© Spurensucher - 07.05.2020

Geology of coincidence or prepared to fit perfectly? Surprises at Mt. Tai


Coincidences exist, they do not exist at all: On the summit of Tai Shan (Mount Tai) in China there is an extraordinary rock formation called "Immortal Bridge". It is explained to the visitors that at first sight it is hard to believe that a human being has nothing to do with the creation of this amazing bridge. Instead, it is claimed that the stones have been in this unchangeable position for several million years. Really? How do you want to prove that? Scientists believe that this bridge must have been built during the Ice Age. Locals instead link specific lore to the Immortal Bridge. It's a theory that a man who dares to cross the bridge will attain immortality. For many years the Arch has been a place of worship to which a large number of pilgrims come. They see the Immortal Bridge as a symbol of rebirth and eternal life. To be honest, a deliberate construction method with regard to a spiritual use is more obvious to me than science would have us believe. Although I personally was not on site, I see precisely "cut" edges on the corresponding illustrations, which suggest anything but geological coincidence.

Image: me (w:User:pfctdayelise) / CC BY-SA; Bildlink


Mount_tai_rocksThroughout conscientiously processed: Rocks at Mt. Tai. 

Image: Rolf Müller (User:Rolfmueller), Mount tai rocks, CC BY-SA 3.0


Mount Taishan (also called Mt. Tai) is the most famous holy mountain in China.
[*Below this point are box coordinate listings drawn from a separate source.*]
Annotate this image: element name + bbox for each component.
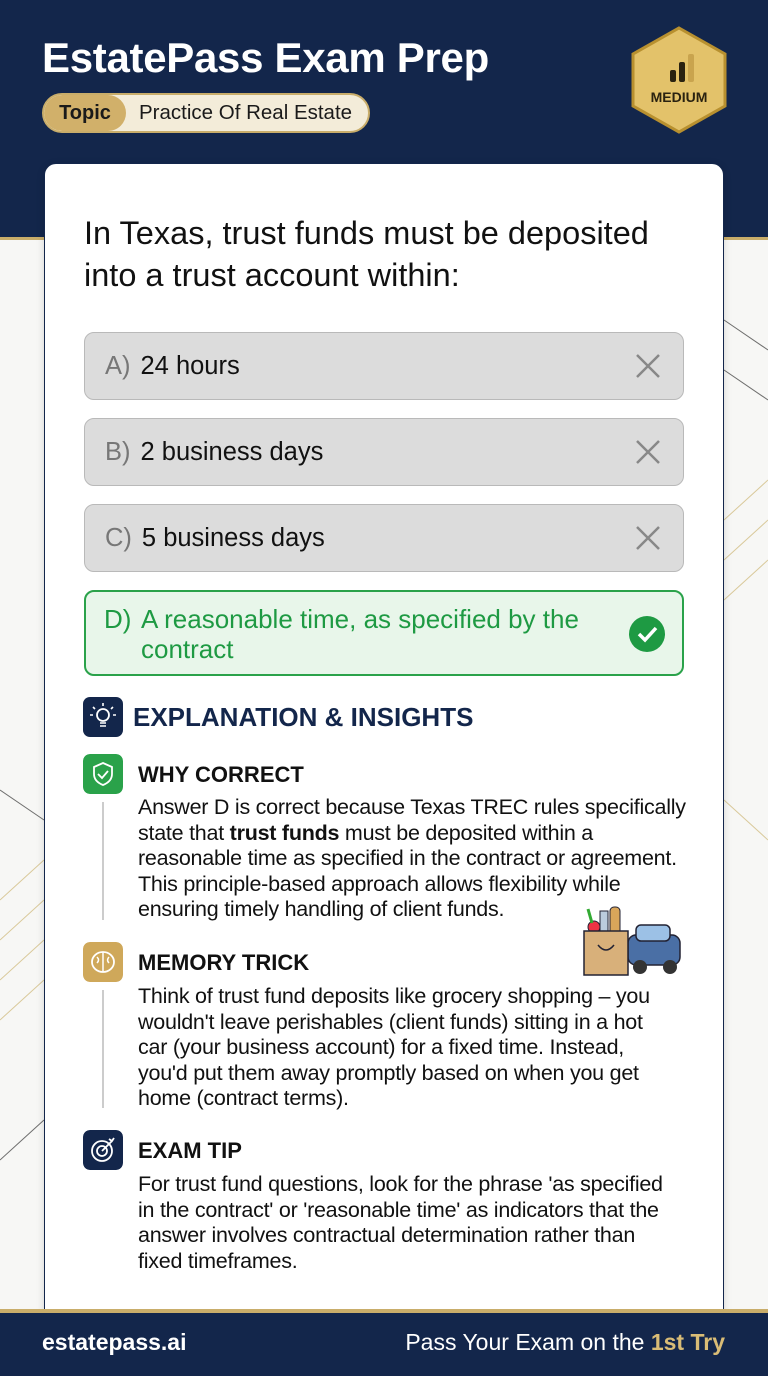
topic pill: Topic xyxy=(59,102,111,124)
exam tip text: answer involves contractual determination rather than xyxy=(138,1223,635,1247)
exam tip text: For trust fund questions, look for the phrase 'as specified xyxy=(138,1172,663,1196)
why correct text xyxy=(138,795,686,921)
illustration: grocery bag and car xyxy=(583,906,681,976)
why correct text: This principle-based approach allows flexibility while xyxy=(138,872,620,896)
badge: medium: MEDIUM xyxy=(651,89,707,105)
memory trick text: car (your business account) for a fixed time. Instead, xyxy=(138,1035,624,1059)
option B: 2 business days xyxy=(140,438,323,466)
memory trick heading: MEMORY TRICK xyxy=(138,950,309,975)
why correct text: Answer D is correct because Texas TREC rules specifically xyxy=(138,795,686,819)
why correct heading: WHY CORRECT xyxy=(138,762,304,787)
option A: A) xyxy=(105,352,130,380)
icon: target xyxy=(83,1130,123,1170)
option D correct: D) xyxy=(104,604,131,634)
exam tip text: in the contract' or 'reasonable time' as indicators that the xyxy=(138,1198,659,1222)
option D correct xyxy=(84,590,684,676)
main card xyxy=(44,163,724,1323)
option C: C) xyxy=(105,524,132,552)
question: into a trust account within: xyxy=(84,257,460,293)
topic pill xyxy=(42,93,370,133)
exam tip heading: EXAM TIP xyxy=(138,1138,242,1163)
why correct text: state that trust funds must be deposited within a xyxy=(138,820,593,844)
option B: B) xyxy=(105,438,130,466)
option A xyxy=(84,332,684,400)
option C xyxy=(84,504,684,572)
explanation heading xyxy=(83,697,473,737)
exam tip text xyxy=(138,1172,663,1272)
footer: Pass Your Exam on the 1st Try xyxy=(405,1329,725,1355)
explanation heading: EXPLANATION & INSIGHTS xyxy=(133,702,473,732)
footer xyxy=(0,1309,768,1376)
title: EstatePass Exam Prep xyxy=(42,34,489,81)
question: In Texas, trust funds must be deposited xyxy=(84,215,649,251)
option D correct: contract xyxy=(141,634,234,664)
why correct text: ensuring timely handling of client funds. xyxy=(138,897,504,921)
question xyxy=(84,215,649,293)
option A: 24 hours xyxy=(140,352,240,380)
memory trick text: wouldn't leave perishables (client funds) sitting in a hot xyxy=(138,1010,643,1034)
option B xyxy=(84,418,684,486)
header xyxy=(0,0,768,240)
icon: check xyxy=(629,616,665,652)
memory trick text: you'd put them away promptly based on when you get xyxy=(138,1060,639,1084)
memory trick text: home (contract terms). xyxy=(138,1086,349,1110)
exam tip text: fixed timeframes. xyxy=(138,1248,297,1272)
badge: medium xyxy=(632,26,726,134)
memory trick text: Think of trust fund deposits like grocery shopping – you xyxy=(138,984,650,1008)
icon: bulb xyxy=(83,697,123,737)
option D correct: A reasonable time, as specified by the xyxy=(141,604,579,634)
icon: brain xyxy=(83,942,123,982)
option C: 5 business days xyxy=(142,524,325,552)
why correct text: reasonable time as specified in the contract or agreement. xyxy=(138,846,677,870)
icon: shield xyxy=(83,754,123,794)
topic pill: Practice Of Real Estate xyxy=(139,101,352,124)
memory trick text xyxy=(138,984,650,1110)
footer: estatepass.ai xyxy=(42,1329,186,1355)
In almost 3 billion years of "natural evolution", it was formed by allegedly complicated geological and biological processes, which led to a gigantic rock mass, covered by dense vegetation, towering above the surrounding plateau, researchers claim. Tai Shan at least looks back on thousands of years of history.



Inscriptions on rocks of Mt. Tai; Image: Rolf Müller (User:Rolfmueller), Mount tai rock inscriptions, CC BY-SA 3.0


The first traces of human beings date back to the Palaeolithic and even in the time of pre-imperial dynasties the mountain was an important place for making sacrifices to the gods. There are a number of old and important trees there, including six cypresses from the Han Dynasty, planted 2,100 years ago; Sophora japonica from the Tang Dynasty, planted 1,300 years ago; and the Guest Greeting Pine and the Five Bureaucrats Pine, both planted about 500 years ago. All architectural elements, paintings, in-situ sculptures, stone inscriptions and old trees are integrated into the landscape of the Taishan Mountain.



The so-called North Pointing Rock, also part of Mt. Tai, is in my opinion neither the result of a geological coincidence;

Image: Zhangzhugang, Tai Shan 2015.08.12 14-46-56, CC BY-SA 4.0


The North Pointing Rock from the other side: 

Image: rheins, 拱北石 - North-Pointing Rock - 2012.07 - panoramio, CC BY 3.0




So the hotspots there are practically an open-air museum of calligraphy. As a spiritual centre and place of power, this mountain has certainly been anchored in people's consciousness there for ages. The distinctive megalithic structures like the so-called immortal bridge as well as other striking rock formations there may be more "constructed" on closer inspection than the result of unusual geological processes.